Was the search admissible? Federal appeals court hears GPS case.

Police in South Carolina were following a car on an interstate in 2009 when its driver failed to properly signal a move. They stopped the car, requested and received consent to search the vehicle, and found heroin hidden inside a false compartment. They charged the passenger with heroin possession.

That suspect was subsequently convicted at trial and awaiting sentencing when the U.S. Supreme Court issued a ruling in another case that was highly germane to his situation. Simply stated, the Court found that installing a global-positioning (GPS) device on a vehicle equates to a search under the Constitution. That means that questions attach to whether a warrant must precede installation in any given case.

No such warrant was ever sought in the suspect’s case. Based on the Supreme Court decision, he won a new trial, at which prosecutors omitted mention of GPS tracking and relied exclusively upon the traffic infraction and subsequent search. The suspect was convicted on that evidence alone and sentenced to 21 years in prison.

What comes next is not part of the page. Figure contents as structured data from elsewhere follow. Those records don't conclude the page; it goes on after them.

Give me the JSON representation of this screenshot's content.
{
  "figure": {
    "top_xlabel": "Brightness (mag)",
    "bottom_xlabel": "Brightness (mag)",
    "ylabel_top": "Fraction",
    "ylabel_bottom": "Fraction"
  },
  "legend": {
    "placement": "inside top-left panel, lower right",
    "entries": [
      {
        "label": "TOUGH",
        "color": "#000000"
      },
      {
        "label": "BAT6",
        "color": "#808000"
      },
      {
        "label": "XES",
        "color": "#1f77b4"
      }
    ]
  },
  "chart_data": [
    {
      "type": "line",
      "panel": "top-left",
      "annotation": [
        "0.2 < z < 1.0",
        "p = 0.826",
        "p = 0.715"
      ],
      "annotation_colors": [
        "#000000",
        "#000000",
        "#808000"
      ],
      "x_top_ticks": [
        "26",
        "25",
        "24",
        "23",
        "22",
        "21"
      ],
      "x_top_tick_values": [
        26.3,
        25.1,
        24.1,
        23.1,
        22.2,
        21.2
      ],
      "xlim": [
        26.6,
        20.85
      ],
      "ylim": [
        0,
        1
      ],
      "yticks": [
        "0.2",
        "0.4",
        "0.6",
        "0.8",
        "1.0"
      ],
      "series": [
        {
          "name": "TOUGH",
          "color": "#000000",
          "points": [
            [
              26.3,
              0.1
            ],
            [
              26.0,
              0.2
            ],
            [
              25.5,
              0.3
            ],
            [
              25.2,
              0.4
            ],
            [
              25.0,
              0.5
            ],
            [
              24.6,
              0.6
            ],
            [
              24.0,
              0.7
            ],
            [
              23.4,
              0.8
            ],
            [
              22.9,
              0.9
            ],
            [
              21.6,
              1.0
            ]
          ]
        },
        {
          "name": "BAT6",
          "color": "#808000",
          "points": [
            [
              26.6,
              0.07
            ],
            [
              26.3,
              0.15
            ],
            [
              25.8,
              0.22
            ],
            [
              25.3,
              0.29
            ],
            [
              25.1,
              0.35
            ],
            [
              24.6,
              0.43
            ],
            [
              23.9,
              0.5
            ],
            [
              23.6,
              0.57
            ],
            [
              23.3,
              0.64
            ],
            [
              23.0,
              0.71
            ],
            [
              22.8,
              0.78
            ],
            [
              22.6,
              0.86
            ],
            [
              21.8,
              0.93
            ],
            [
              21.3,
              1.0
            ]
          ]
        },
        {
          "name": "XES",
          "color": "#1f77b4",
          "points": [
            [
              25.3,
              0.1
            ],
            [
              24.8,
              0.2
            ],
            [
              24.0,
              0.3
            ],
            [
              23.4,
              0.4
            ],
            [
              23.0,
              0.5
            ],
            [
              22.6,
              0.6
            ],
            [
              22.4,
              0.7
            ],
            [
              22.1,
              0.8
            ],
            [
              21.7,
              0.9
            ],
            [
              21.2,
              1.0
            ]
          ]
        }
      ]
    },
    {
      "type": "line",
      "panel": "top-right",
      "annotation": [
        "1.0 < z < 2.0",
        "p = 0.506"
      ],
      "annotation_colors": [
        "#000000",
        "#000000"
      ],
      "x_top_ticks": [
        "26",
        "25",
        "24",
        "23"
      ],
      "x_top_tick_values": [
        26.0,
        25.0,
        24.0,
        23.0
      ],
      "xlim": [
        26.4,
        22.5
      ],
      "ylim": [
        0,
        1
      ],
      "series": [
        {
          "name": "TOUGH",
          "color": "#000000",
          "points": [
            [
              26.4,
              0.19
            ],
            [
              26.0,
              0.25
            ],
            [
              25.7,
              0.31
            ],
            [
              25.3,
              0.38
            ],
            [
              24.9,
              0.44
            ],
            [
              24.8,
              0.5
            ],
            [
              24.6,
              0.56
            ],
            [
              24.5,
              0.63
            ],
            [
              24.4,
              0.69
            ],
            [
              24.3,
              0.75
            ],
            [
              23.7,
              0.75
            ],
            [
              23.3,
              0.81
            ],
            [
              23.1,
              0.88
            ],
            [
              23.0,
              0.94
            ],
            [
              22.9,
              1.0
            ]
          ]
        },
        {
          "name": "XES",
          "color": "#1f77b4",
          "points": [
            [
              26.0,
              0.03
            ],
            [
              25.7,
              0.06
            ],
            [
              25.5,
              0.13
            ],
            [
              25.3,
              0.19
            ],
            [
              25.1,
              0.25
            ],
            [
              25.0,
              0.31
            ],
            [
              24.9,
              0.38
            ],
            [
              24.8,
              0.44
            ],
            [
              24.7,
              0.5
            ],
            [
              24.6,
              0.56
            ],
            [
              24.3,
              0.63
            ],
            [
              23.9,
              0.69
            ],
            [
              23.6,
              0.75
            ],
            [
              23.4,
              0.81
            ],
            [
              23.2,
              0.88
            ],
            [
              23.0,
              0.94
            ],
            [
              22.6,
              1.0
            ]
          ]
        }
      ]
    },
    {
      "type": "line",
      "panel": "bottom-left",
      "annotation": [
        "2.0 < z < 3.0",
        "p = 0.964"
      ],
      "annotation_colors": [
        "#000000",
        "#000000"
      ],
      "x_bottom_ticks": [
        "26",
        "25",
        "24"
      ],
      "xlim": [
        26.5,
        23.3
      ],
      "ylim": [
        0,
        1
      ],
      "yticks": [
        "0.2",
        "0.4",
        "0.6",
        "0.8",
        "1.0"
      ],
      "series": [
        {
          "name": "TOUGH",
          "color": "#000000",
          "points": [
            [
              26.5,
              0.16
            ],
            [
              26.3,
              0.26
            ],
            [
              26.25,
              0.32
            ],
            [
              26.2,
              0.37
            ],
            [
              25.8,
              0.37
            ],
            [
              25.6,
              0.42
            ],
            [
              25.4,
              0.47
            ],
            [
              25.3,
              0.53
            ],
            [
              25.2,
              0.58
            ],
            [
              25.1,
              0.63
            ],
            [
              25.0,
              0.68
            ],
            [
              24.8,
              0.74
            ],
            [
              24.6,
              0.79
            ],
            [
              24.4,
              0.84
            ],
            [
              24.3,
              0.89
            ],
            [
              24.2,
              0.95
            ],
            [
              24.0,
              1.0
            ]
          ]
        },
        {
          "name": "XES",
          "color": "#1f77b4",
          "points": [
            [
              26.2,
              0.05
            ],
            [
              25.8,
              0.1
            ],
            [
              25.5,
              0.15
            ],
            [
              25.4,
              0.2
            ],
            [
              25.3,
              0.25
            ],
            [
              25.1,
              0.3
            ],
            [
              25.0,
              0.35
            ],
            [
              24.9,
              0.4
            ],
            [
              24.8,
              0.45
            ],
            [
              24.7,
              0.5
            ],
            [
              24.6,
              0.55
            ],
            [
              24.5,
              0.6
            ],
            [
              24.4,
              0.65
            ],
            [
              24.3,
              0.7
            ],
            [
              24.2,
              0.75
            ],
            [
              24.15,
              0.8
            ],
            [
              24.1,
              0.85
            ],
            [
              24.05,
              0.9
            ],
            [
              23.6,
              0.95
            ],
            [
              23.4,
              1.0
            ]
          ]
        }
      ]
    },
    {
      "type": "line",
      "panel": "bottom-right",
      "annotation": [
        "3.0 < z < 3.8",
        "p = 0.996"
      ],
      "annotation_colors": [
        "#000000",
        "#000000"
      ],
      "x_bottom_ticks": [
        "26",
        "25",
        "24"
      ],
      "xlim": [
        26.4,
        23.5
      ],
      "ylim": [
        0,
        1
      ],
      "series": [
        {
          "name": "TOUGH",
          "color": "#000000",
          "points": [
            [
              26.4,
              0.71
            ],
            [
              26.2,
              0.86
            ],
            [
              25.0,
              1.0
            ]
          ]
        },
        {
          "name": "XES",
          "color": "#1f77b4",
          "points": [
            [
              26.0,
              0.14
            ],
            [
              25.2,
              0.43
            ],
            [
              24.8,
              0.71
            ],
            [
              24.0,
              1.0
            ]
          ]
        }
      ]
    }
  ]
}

His attorney has appealed that. Arguing recently before the U.S. Court of Appeals for the Fourth Circuit (the 11th Circuit has appellate jurisdiction in Florida), he stated that, absent the GPS tracking, there would never have been a stop and search to begin with.

“They wouldn’t have been there,” he told a panel of appellate court judges.

He further dismissed the prosecution’s argument that the government’s reliance on the tracking system “was in good faith,” noting that any court decision upholding it would promote the ability of law enforcement bodies to illegally chose methods to develop case leads. Once that power is in place, he noted, authorities can simply follow suspects, wait until they commit minor transgressions and then conduct searches in hope of finding evidence that will result in criminal convictions.

We will keep readers apprised of material developments in this matter. The appellate court has yet to issue a ruling.